If the Reference Property consists of more than a single type of consideration to be determined based in part upon any form of stockholder election, then the composition of the Reference Property Unit will be deemed to be the weighted average of the types and amounts of consideration actually received, per share of Class A Common Stock, by the holders of Class A Common Stock. The Company will notify the Holders of such weighted average as soon as reasonably practicable after such determination is made.
(ii) Compliance Covenant. The Company will not become a party to any Class A Common Stock Change Event unless its terms are consistent with this Section 9(h).

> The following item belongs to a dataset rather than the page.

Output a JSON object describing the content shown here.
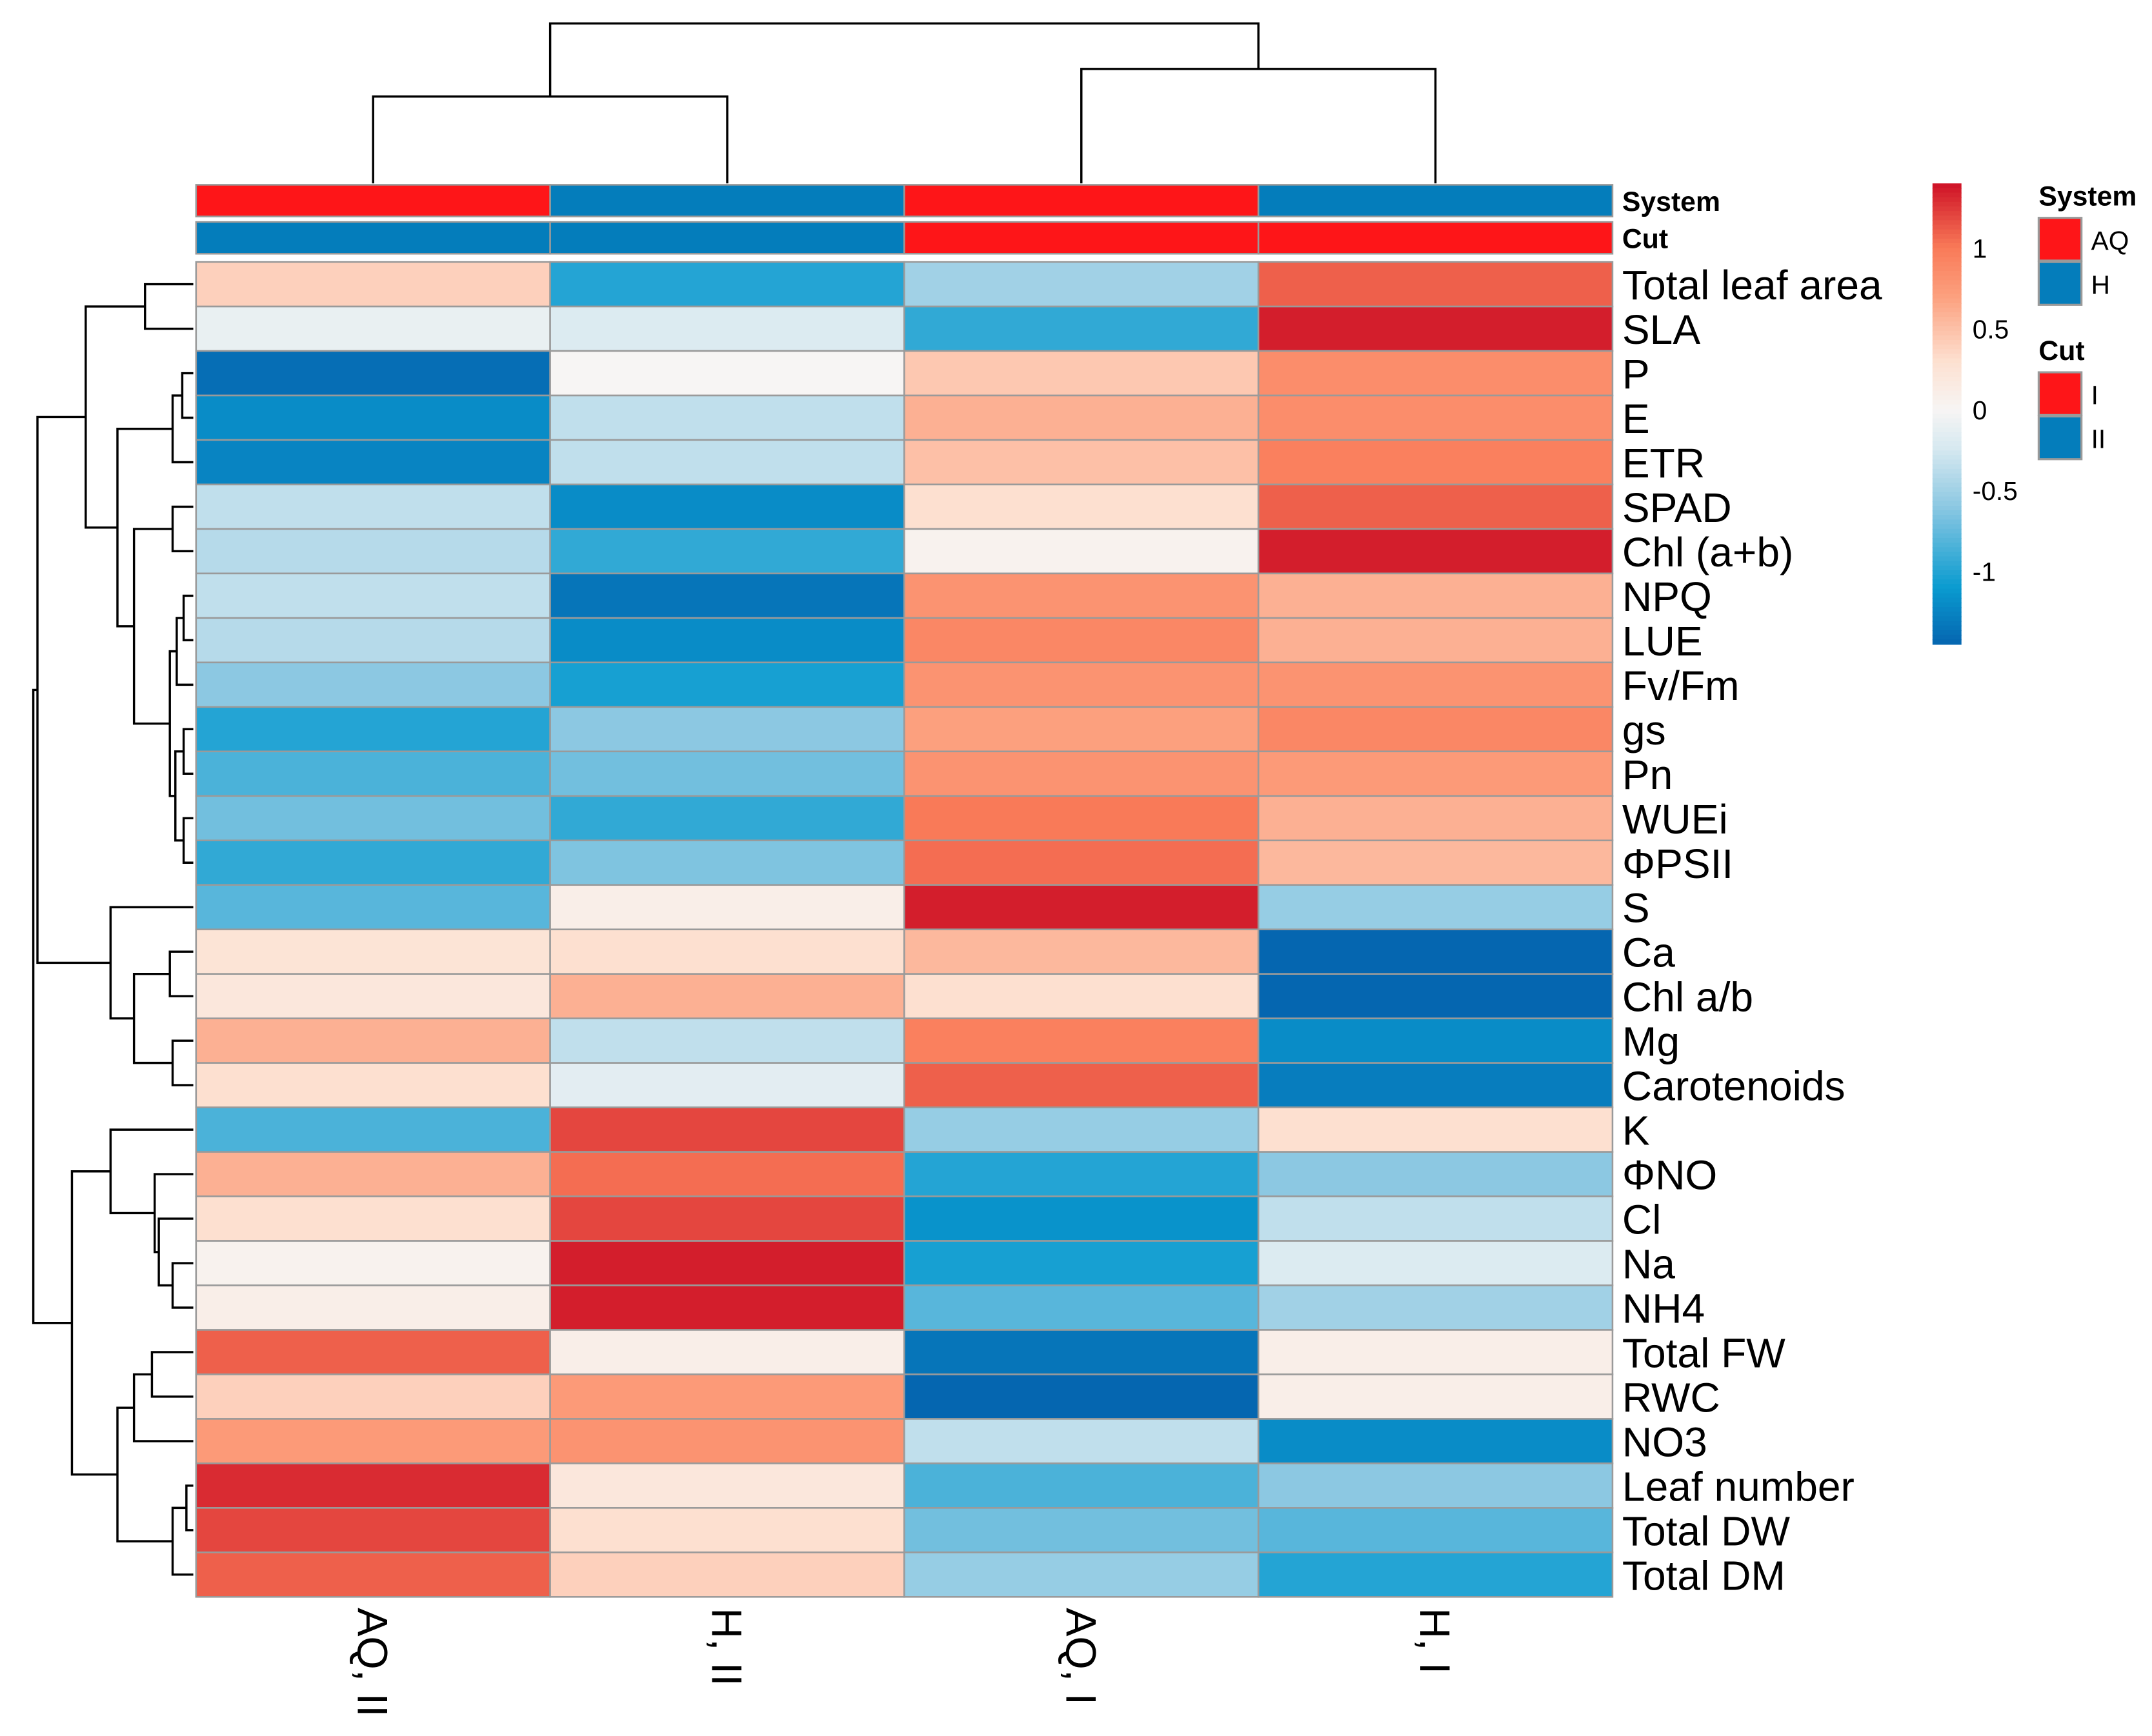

(iii) Execution of Supplemental Instruments. On or before the date the Class A Common Stock Change Event becomes effective, the Company and, if applicable, the resulting, surviving or transferee Person (if not the Company) of such Class A Common Stock Change Event (the “Successor Person”) will execute and deliver such supplemental instruments, if any, as the Company reasonably determines are necessary or desirable to (1) provide for subsequent adjustments to the Boundary Conversion Rates pursuant to Section 9(f)(i) (and other related terms of the Mandatory Convertible Preferred Stock, including the Boundary Conversion Prices and the Floor Price) in a manner consistent with this Section 9(h); and (2) give effect to such other provisions, if any, as the Company reasonably determines are appropriate to preserve the economic interests of the Holders and to give effect to Section 9(h)(i). If the Reference Property includes shares of stock or other securities or assets (other than cash) of a Person other than the Successor Person, then such other Person will also execute such supplemental instrument(s) and such supplemental instrument(s) will contain such additional provisions, if any, that the Company reasonably determines are appropriate to preserve the economic interests of Holders. For the avoidance of doubt, each supplemental instrument, if any, entered into solely to give effect to this Section 9(h) will be permitted pursuant to Section 8(b)(i)(IV) without any vote or consent of any of the Holders.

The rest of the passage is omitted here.